A brightly hued oil painting by Mark Rothko sold for nearly $86.9-million (U.S.) at a New York auction Tuesday night, setting a world record for any work of contemporary art.

Orange, Red, Yellow, a series of rectangles over a crimson background, sold for $86,882,500, according to Christie's auction house.

At the same auction, a photograph by Canadian artist Jeff Wall fetched more than $3.6-million, a record for the artist and nearly twice the piece's estimated sale price.

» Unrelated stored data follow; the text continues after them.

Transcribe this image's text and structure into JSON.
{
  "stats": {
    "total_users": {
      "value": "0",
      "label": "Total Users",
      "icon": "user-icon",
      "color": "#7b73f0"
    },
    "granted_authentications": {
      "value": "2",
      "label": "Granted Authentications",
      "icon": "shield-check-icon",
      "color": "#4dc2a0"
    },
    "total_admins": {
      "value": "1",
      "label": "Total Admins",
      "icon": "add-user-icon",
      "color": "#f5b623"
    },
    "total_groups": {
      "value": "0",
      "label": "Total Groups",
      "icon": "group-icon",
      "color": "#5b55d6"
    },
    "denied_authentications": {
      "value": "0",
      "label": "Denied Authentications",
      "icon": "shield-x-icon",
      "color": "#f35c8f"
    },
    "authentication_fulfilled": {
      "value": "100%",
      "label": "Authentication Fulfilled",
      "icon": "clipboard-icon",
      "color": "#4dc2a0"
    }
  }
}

The staged image, called Dead Troops Talk, depicts bloodied and dismembered soldiers from Russia's Red Army conversing on the side of a rocky hill. Christie's called the work a "monumental, glowing image," that shows soldiers reacting in a range of ways to their own deaths.

It sold for $3,666,500 on Tuesday evening, according to Christie's. Before the auction, Christie's had estimated it would sell for $1.5-million to $2-million.

The photograph, which used actors in 1992, is among Mr. Wall's most recognizable works. Its complete title is Dead Troops Talk (A vision after an ambush of a Red Army patrol, near Moqor, Afghanistan, winter 1986).

Mr. Wall studied art history at the University of British Columbia in Vancouver, and his work has been shown in New York's Museum of Modern Art, The Art Institute of Chicago and the San Francisco Museum of Art, among other galleries. He was made an officer of the Order of Canada in 2007.